It’s hard to be a teenager and have your dad decide to take a new job and uproot the family and did you ask to move away from all your friends? Did you?
Not that any of them said any such thing to me, just, I’ve been a teenager and I’ve had friends move in/move out even if my own folks were kind enough to stay put for 47 years in the house built for them when I was three. One of the quirks of growing up in the Maryland suburbs was having friends afraid their dad–it was always the dad, back then–might lose the election and then they would have to leave. Back in those days, Congressmen moved their families to DC–and if their political fortunes didn’t hold, then, often, back out.
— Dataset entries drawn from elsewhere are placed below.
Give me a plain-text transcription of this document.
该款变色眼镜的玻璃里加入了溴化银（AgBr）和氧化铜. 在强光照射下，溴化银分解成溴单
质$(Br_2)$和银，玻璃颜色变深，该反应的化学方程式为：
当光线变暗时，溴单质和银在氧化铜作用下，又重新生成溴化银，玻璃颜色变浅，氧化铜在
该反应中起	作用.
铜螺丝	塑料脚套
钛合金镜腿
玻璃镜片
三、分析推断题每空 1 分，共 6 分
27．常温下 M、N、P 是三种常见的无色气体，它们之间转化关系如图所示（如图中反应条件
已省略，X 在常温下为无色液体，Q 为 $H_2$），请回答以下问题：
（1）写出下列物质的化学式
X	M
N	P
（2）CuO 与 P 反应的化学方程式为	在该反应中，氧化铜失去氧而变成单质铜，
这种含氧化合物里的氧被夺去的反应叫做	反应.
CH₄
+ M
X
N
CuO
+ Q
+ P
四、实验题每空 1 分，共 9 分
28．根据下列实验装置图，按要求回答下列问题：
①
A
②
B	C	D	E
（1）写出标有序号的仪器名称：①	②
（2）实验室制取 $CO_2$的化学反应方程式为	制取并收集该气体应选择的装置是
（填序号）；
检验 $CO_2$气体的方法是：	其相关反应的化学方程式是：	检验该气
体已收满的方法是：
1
So. A new family recently moved into the area and showed up at church, the kids ranging from teenage boys to a babe in arms.
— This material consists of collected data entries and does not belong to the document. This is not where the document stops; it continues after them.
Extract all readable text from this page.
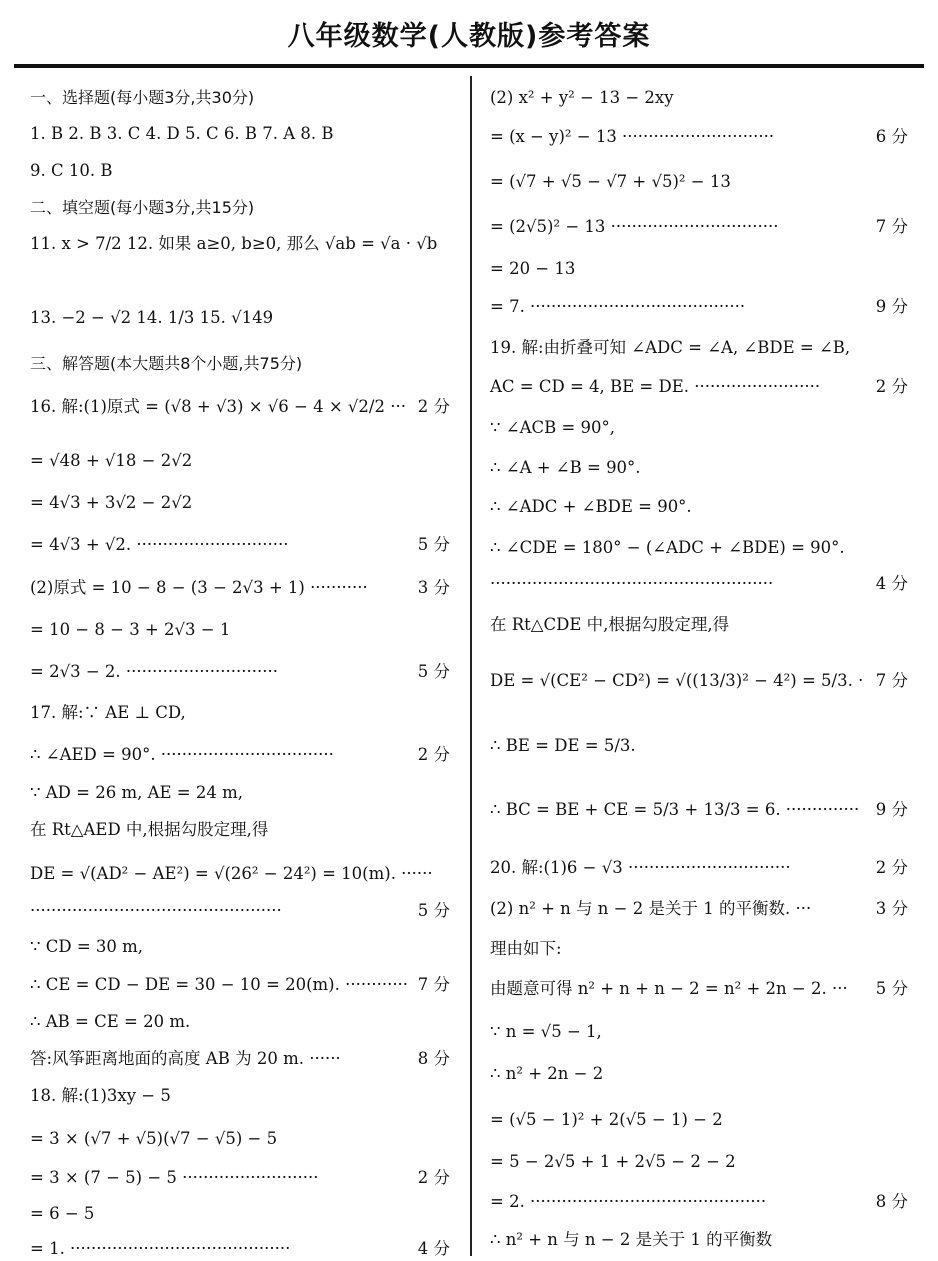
八年级数学(人教版)参考答案
一、选择题(每小题3分,共30分)
1. B 2. B 3. C 4. D 5. C 6. B 7. A 8. B
9. C 10. B
二、填空题(每小题3分,共15分)
11. x > 7/2 12. 如果 a≥0, b≥0, 那么 √ab = √a · √b
13. −2 − √2 14. 1/3 15. √149
三、解答题(本大题共8个小题,共75分)
16. 解:(1)原式 = (√8 + √3) × √6 − 4 × √2/2 ··· 2 分
= √48 + √18 − 2√2
= 4√3 + 3√2 − 2√2
= 4√3 + √2. ·····························	5 分
(2)原式 = 10 − 8 − (3 − 2√3 + 1) ···········	3 分
= 10 − 8 − 3 + 2√3 − 1
= 2√3 − 2. ·····························	5 分
17. 解:∵ AE ⊥ CD,
∴ ∠AED = 90°. ·································	2 分
∵ AD = 26 m, AE = 24 m,
在 Rt△AED 中,根据勾股定理,得
DE = √(AD² − AE²) = √(26² − 24²) = 10(m). ······
················································	5 分
∵ CD = 30 m,
∴ CE = CD − DE = 30 − 10 = 20(m). ············ 7 分
∴ AB = CE = 20 m.
答:风筝距离地面的高度 AB 为 20 m. ······	8 分
18. 解:(1)3xy − 5
= 3 × (√7 + √5)(√7 − √5) − 5
= 3 × (7 − 5) − 5 ··························	2 分
= 6 − 5
= 1. ··········································	4 分
(2) x² + y² − 13 − 2xy
= (x − y)² − 13 ·····························	6 分
= (√7 + √5 − √7 + √5)² − 13
= (2√5)² − 13 ································	7 分
= 20 − 13
= 7. ·········································	9 分
19. 解:由折叠可知 ∠ADC = ∠A, ∠BDE = ∠B,
AC = CD = 4, BE = DE. ························	2 分
∵ ∠ACB = 90°,
∴ ∠A + ∠B = 90°.
∴ ∠ADC + ∠BDE = 90°.
∴ ∠CDE = 180° − (∠ADC + ∠BDE) = 90°.
······················································	4 分
在 Rt△CDE 中,根据勾股定理,得
DE = √(CE² − CD²) = √((13/3)² − 4²) = 5/3. · 7 分
∴ BE = DE = 5/3.
∴ BC = BE + CE = 5/3 + 13/3 = 6. ·············· 9 分
20. 解:(1)6 − √3 ·······························	2 分
(2) n² + n 与 n − 2 是关于 1 的平衡数. ···	3 分
理由如下:
由题意可得 n² + n + n − 2 = n² + 2n − 2. ··· 5 分
∵ n = √5 − 1,
∴ n² + 2n − 2
= (√5 − 1)² + 2(√5 − 1) − 2
= 5 − 2√5 + 1 + 2√5 − 2 − 2
= 2. ·············································	8 分
∴ n² + n 与 n − 2 是关于 1 的平衡数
The mom is always smiling. Always cheerful. I like her already.
We got sent a picture–and I want to show it, but I don’t know how to access it from this computer–of my son and his little Parker, toddler totally copying daddy, very cute. Richard printed it out at work on Friday and I folded one of the copies and put it in my purse.
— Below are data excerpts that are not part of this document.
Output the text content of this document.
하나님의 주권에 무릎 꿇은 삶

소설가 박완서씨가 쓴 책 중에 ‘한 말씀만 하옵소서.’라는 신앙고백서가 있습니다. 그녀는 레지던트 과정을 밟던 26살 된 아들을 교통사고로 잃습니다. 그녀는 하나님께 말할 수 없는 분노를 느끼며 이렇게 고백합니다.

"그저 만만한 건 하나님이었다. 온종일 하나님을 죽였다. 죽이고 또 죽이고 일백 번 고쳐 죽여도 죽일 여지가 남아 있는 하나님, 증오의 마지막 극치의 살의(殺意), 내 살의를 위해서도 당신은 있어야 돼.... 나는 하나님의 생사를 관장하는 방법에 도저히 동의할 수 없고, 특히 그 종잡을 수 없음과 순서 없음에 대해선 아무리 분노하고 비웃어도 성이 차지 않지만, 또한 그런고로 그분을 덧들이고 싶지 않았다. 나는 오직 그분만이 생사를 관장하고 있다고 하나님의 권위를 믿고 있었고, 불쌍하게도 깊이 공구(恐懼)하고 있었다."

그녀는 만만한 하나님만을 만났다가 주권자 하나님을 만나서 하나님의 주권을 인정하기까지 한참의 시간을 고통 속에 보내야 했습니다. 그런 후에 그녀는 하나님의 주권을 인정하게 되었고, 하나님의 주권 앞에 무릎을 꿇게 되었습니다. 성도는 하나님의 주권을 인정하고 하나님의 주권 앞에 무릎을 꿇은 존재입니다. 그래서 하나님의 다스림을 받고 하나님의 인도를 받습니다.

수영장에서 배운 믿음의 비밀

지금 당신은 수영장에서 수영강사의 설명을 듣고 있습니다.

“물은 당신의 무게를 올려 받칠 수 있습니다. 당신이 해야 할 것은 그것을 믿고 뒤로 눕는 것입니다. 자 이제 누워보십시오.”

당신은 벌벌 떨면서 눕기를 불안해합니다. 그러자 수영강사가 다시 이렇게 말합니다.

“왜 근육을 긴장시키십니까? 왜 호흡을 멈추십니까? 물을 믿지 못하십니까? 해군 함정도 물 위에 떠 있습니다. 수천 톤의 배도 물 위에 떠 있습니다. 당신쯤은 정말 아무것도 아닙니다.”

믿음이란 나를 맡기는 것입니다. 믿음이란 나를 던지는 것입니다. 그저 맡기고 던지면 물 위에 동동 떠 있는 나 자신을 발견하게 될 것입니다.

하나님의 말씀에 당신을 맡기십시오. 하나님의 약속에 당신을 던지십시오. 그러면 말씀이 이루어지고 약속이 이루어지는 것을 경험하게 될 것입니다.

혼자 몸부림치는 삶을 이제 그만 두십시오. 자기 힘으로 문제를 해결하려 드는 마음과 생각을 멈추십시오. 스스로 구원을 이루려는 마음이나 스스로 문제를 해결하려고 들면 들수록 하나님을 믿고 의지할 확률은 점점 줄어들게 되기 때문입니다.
So there was the mom today by the door when the meetings were over, waiting for her husband to find her, holding the baby, her two teenage boys standing in front of her. They really don’t know me from Adam yet, so I explained I had one grandson: and then I pulled out that picture.
The mom went, oooh, so cute. The teens leaned in for a closer look and had the same reaction. They had a baby brother. They totally got this babies-are-adorable thing.
And then they looked up from the picture and into my eyes, still smiling.
I think they made friends on the spot with me as much as I did with them.